For them, for most of us, life seems very much like a competition. We must ever strive to keep ahead, stay abreast and get across, all at the same time. Not everyone wants to, not everyone can, few will be 'winners', many are the 'losers'.
What are our words and thoughts for these people? For the friend who labours as hard as his skills permit but whose work is fragile at best, for the student who burns the midnight oil but whose dreams go up in smoke, for the man who saves to raise a family but loses all to wayward children?
Do we see them as 'losers', souls who must plod along in life with nothing to hope for but an endless march into nothingness?
That is our vision, even if the thoughts do not give birth to speech, if we say results and progress are one and the same, that one cannot exist without the other, like light and darkness.

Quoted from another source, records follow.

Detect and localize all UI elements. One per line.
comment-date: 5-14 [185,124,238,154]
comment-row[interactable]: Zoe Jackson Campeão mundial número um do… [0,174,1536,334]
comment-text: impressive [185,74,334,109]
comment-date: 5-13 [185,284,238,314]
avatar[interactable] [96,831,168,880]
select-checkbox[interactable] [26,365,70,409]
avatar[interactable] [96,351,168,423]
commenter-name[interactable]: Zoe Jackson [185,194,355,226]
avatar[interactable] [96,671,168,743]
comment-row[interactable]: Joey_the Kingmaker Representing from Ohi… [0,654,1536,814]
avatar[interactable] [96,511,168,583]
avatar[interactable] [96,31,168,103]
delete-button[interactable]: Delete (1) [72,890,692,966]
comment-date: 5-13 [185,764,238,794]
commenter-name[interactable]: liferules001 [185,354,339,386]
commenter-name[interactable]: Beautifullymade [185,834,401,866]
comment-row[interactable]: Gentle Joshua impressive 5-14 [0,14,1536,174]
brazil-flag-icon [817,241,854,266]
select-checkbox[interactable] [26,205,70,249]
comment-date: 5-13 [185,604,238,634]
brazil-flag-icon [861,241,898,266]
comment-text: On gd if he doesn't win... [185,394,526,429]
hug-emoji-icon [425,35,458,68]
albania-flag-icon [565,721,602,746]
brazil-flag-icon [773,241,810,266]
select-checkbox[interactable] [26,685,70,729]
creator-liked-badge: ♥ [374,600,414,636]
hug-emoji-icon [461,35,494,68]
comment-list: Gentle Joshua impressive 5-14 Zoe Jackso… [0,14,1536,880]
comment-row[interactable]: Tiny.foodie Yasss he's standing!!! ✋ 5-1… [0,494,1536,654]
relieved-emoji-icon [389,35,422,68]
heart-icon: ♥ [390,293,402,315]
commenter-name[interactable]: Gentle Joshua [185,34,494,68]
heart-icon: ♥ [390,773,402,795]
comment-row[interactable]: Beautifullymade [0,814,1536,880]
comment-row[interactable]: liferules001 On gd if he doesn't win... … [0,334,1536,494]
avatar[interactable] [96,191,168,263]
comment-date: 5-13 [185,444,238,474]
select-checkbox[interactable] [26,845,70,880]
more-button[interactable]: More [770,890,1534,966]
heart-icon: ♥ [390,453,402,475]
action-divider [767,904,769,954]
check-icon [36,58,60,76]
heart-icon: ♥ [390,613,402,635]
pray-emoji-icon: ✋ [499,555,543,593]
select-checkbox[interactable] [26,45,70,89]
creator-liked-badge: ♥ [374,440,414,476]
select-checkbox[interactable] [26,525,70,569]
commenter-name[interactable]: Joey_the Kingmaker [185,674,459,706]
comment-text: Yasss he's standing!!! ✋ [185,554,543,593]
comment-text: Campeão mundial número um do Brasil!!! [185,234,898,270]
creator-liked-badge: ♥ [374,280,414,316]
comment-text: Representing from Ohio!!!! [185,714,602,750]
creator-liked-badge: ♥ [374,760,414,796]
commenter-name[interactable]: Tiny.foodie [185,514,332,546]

Harsh. But this is how a great part of the world is ordered. To live is to strive to be No 1. To be rich, to be clever, to be admired. Anything else gained or lost is incidental. That is the gospel which ensures humanity's continued survival.
It is a sad reflection on us, it is a myth, like the son of Zeus. Life is much more than a competition. Those who know, like Ahkwari, will see in the sky more a beautiful canvas of nature and less an instrument of conveyance.
And those who see this will likely know, as an "old friend" did, that life is in fact about fighting the good fight, about finishing the race, about keeping the faith. The incidental glory, assuredly, will fade.